MYTHBUSTERS: ASEXUALITY


Asexuality: the smallest sexuality on the spectrum, made up of only 1% of the population (CNN). The smallest, yet the most misunderstood. 


Here are 7 of the most common misconceptions made about asexuals.


MYTH #1: ASEXUALS AREN’T AFFECTIONATE...EVER.

Something that many people don’t understand about Asexuality, is that it’s a spectrum, much like Bisexuality or Gender. It’s fluid, and preferences depend on the individual. Some asexuals in relationships kiss their partner, some don’t. Some hold their partner’s hand, some don’t. Some asexuals can even have sex and enjoy it, and some don’t. (See #4) It all depends on preference. To be asexual you don’t have to have 0 feelings, it’s solely based on feelings of being attracted to someone sexually, and has nothing to do with the actions you do with another person.

MYTH #2: YOU HAVE TO HATE SEX TO BE ASEXUAL.

Some asexuals have never had sex, and they may not ever want to. However, many asexuals have or will have sex at multiple points. They can still get turned on or horny from other things. Asexuals can masturbate, watch porn, become sex workers, or have a sex drive. There are plenty of reasons to do sexual things besides sexual attraction. Stress relief, adrenaline rush, libido, to relax, or even just being bored. The only difference between asexual sex and other sex is that there are no feelings of ‘horniness’ or ‘getting turned on’ being experienced when interacting with another person.

MYTH #3: ASEXUALITY = CHASTITY/ABSTINENCE.

Asexuality, Chastity and Abstinence are entirely different things. Two are wilful choices made as a result of personal or religious beliefs, while Asexuality is an orientation, something that one has no control over, much like being gay, bisexual, or straight.

MYTH #4: ASEXUALS HATE LOVE AND ARE COLD, LIFELESS CREATURES.

Asexuals have the ability to love just as much as everyone else does! But, instead of loving based off of sexual attraction, they identify as asexual as well as a romantic orientation, which determines who you are attracted to emotionally or romantically. For example, if an asexual identifies themselves as a Heteromantic Asexual, they are not attracted to anybody sexually, but are attracted to the opposite sex romantically or emotionally.

There is also a possibility of an asexual being aromantic, which means that they aren’t attracted to people romantically or sexually.

MYTH #5: ASEXUALS WILL NEVER FIND LOVE.

It’s not unknown that the media overly sexualises everything known to man. Billboards, movies, perfume ads, they all involve sex to sell to their audience better. Being asexual is tough, living in a sex-filled world, but that doesn’t mean love is absent. It’s absolutely possible to find a partner, and that partner doesn’t have to be asexual, as long as they respect your feelings. Every couple is different. Asexuals can go on dates, sign up for dating sites, go out to bars. But, when interested in someone, one might say, “Hey, that person seems super cute and nice and interesting. I’d like to get to know they better,” rather than “That person is super hot, i’d love to take them home.”

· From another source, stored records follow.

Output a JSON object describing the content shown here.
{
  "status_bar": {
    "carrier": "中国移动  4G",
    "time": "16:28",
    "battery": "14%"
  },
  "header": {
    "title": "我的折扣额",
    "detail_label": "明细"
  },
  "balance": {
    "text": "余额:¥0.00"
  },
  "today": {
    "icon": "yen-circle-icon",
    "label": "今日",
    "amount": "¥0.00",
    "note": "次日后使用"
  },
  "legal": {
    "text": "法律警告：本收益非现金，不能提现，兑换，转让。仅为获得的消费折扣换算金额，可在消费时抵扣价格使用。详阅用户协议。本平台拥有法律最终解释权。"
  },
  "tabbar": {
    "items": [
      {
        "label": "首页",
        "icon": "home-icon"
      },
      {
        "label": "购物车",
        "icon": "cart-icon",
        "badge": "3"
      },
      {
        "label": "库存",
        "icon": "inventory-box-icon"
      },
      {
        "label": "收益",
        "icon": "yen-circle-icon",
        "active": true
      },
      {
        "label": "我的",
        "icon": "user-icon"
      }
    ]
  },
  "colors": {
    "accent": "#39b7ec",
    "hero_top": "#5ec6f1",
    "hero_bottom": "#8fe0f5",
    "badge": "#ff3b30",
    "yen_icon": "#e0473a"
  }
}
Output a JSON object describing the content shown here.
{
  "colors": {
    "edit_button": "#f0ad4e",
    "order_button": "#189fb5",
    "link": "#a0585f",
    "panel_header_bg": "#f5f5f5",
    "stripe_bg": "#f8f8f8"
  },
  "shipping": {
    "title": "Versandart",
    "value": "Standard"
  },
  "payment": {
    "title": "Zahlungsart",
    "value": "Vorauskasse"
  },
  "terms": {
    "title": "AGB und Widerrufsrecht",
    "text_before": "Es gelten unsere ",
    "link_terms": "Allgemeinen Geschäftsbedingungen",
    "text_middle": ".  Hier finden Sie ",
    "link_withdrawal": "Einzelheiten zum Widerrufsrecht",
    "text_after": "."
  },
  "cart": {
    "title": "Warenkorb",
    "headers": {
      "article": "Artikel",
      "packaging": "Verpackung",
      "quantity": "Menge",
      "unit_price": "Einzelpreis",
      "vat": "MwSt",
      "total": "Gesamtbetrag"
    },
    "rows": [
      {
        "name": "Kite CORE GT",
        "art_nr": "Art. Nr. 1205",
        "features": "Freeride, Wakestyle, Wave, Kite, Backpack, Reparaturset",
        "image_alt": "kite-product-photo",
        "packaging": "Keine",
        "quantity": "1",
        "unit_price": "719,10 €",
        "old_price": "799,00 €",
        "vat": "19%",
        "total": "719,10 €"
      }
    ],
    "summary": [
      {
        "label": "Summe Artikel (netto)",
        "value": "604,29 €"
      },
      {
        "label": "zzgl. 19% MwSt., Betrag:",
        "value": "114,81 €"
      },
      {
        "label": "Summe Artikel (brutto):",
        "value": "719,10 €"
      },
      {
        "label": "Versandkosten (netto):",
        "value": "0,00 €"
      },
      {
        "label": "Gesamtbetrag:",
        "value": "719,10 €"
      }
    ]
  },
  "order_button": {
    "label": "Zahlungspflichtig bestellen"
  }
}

MYTH #6: ASEXUALS CAN’T HAVE CHILDREN.

Once again, it’s all about preference. But, sexual attraction and the desire to have children are two entirely different things. Asexuals can totally have children, whether they choose to have them traditionally, or to adopt.

MYTH #7: ASEXUALS AREN’T DISCRIMINATED AGAINST.

Although asexuals as a whole are not commonly socially oppressed, they are discriminated individually based on their romantic orientations and gender identities. They are also more likely to fall victim to rape and sexual abuse, often to try and “fix” them, or to prove to them that they’re “missing out.” Besides the fact that people have the common belief that the “A” in LGBTQIA stands for ally, asexuals are often not welcome at pride rallies, due to ignorance and false information. One who is Heteroromantic Asexual can easily be pushed away from the LGBTQIA community, because they are “basically straight”, which is absolutely not the case. This, combined with the “Everyone Who Is Normal and Happy Wants Sex and Love” idea that our society perpetuates, often leads to people who aren’t yet aware of their asexuality to believe that there is something wrong with them. Many also tend to ask random invasive and personal questions to someone who is asexual, putting them down and giving into the idea that asexuality does not exist, when in fact, it certainly does.
So, although asexuals don’t experience the same kind of problems as gay, bisexual, trans, or other LGBT+ people do, they still experience problems.